From the creator of award-winning film "Shabbat Dinner" comes "Lily in the Grinder," a "kaleidoscopic film about existence, sex, death, and time set to an original string quartet soundtrack."
The film was created by Michael Morgenstern and was named a finalist for HBO's Project Greenlight. It tells the story of a character who feels trapped by the socially prescribed way of living in New York City. The short film gives the viewer an internal look at this character and his struggle and takes the audience on an emotional journey.
In order to better understand Morgenstern's vision for "Lily in the Grinder," The Huffington Post chatted with the filmmaker this week.
The Huffington Post: What inspired you to make this film?
Michael Morgenstern: I had an idea about time that I wanted to communicate: this "future" we are always thinking about never really exists in the same way that the present moment does. Neither does the past. We tend to think of moments in the context of our story: where they come from and how they end. What if each moment always exists, hanging forever in time? The challenge of making a movie that addressed these questions without being 100% narrative was exciting to me.
The Huffington Post: What are you trying to communicate about queerness, sex and love in this film?
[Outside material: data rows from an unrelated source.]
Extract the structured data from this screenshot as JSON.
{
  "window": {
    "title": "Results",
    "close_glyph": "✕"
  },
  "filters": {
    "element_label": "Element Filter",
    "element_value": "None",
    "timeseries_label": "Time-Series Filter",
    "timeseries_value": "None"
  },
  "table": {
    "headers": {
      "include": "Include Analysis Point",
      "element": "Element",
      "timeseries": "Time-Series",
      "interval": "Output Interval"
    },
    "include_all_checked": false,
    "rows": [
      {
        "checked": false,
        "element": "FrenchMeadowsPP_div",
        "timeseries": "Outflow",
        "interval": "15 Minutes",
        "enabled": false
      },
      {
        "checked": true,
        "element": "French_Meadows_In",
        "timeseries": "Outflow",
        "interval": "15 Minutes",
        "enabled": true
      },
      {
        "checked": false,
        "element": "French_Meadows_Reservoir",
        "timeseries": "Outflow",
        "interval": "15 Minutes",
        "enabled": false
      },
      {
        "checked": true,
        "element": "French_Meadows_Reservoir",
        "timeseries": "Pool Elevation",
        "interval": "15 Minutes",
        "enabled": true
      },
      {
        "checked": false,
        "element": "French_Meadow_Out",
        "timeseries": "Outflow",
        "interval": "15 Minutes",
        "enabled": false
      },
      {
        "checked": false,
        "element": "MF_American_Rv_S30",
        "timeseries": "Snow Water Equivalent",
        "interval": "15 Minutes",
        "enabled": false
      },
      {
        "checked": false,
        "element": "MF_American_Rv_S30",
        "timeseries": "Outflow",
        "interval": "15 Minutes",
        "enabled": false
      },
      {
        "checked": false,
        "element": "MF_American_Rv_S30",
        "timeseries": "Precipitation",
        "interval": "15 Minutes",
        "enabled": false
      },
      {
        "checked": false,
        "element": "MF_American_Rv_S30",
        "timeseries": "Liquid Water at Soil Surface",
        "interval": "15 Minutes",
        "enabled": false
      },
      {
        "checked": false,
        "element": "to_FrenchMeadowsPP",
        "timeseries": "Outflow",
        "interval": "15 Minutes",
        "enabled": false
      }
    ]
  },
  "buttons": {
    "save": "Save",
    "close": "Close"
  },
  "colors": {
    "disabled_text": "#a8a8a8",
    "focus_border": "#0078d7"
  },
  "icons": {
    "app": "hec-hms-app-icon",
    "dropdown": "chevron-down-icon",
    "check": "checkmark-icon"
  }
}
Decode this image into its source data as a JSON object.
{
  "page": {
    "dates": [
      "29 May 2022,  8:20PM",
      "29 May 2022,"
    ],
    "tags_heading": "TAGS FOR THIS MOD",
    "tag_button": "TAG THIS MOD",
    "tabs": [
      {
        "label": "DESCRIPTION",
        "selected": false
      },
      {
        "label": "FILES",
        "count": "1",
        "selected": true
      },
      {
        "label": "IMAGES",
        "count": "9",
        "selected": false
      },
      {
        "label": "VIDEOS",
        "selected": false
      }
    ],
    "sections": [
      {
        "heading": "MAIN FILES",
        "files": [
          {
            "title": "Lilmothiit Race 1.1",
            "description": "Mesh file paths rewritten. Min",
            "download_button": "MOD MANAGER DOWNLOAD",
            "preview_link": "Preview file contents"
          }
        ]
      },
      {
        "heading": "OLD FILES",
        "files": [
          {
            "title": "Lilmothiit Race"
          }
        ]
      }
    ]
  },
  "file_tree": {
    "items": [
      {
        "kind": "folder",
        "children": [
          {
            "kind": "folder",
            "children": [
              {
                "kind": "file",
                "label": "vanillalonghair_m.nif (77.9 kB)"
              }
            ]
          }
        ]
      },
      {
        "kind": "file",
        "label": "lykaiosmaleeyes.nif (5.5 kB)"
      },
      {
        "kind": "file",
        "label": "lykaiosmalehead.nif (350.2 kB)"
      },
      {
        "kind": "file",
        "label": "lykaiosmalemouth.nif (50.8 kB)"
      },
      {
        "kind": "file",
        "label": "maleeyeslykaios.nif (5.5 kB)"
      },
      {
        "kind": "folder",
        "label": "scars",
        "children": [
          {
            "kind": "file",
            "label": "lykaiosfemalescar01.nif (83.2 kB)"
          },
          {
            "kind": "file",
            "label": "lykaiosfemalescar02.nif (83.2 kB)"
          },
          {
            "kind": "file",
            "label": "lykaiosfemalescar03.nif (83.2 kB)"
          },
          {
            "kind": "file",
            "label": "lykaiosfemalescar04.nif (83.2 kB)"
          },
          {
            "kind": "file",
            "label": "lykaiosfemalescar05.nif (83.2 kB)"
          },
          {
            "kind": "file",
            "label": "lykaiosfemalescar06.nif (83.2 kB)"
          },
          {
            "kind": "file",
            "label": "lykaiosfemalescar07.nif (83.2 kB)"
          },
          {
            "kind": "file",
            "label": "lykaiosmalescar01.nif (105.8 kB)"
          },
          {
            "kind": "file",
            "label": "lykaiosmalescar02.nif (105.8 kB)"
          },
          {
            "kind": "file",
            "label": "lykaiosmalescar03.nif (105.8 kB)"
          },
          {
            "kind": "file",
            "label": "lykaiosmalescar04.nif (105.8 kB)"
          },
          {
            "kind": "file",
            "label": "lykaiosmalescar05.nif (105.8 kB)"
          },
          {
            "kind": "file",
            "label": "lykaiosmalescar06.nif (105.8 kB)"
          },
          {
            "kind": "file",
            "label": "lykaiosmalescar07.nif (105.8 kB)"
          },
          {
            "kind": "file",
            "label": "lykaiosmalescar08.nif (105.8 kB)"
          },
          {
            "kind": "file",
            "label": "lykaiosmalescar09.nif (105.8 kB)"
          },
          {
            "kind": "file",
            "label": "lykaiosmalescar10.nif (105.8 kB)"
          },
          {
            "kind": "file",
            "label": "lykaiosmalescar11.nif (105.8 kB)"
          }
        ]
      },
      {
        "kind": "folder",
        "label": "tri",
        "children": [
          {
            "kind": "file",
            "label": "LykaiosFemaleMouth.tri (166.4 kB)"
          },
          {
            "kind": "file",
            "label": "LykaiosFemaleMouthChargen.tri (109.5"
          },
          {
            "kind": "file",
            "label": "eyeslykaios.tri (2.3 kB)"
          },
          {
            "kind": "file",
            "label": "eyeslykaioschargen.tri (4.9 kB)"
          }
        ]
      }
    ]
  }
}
Sex is a huge part of the film's message. Our lives exist for sex and to avoid death, and yet these two primal axes of meaning have splintered into thousands of smaller things like job, money, fitness... Sex creates meaning, and when you have no meaning anywhere else, sex can remind you of that.
Ryan has the queerness of a straight man who has found himself on the other end of society: the vast machinery of New York life which "works" for others (or at least they pretend) doesn't work for him, and he sees its hollowness and wants to find a more fulfilling way to live.
What do you hope viewers take away from this project?
I hope viewers watch it a few times, along with the Concert Edition, which has no dialogue and allows the film to wash over you. The film works best when you don't try to analyze or break it down. I hope they take away a desire to cherish each moment on its own, without worrying too much about where things are going.
How -- if at all -- is this connected to your first film "Shabbat Dinner"?
There are very few areas of overlap between this film and "Shabbat Dinner." They are both human stories that go into the internal worlds of the characters, though in very different ways. I like to think that they avoid beating around the bush and quickly tackle big questions about living in this world. They're both about being different and experiencing life through a critical lens. And they're both about people struggling to find truth in their lives.
Do you have any future projects coming up? What's next for "Lily in the Grinder"?
So many! I'm developing about four features and a TV pilot right now (they won't all be shot at once!) and have opened a narrative feature film production company in San Francisco, for which I'm seeking more projects. "Lily in the Grinder" will continue to play online and at festivals (Big Apple at Tribeca Cinemas in New York on 10/9 is the next showing), and I would like to get it into some museums playing in a room on repeat.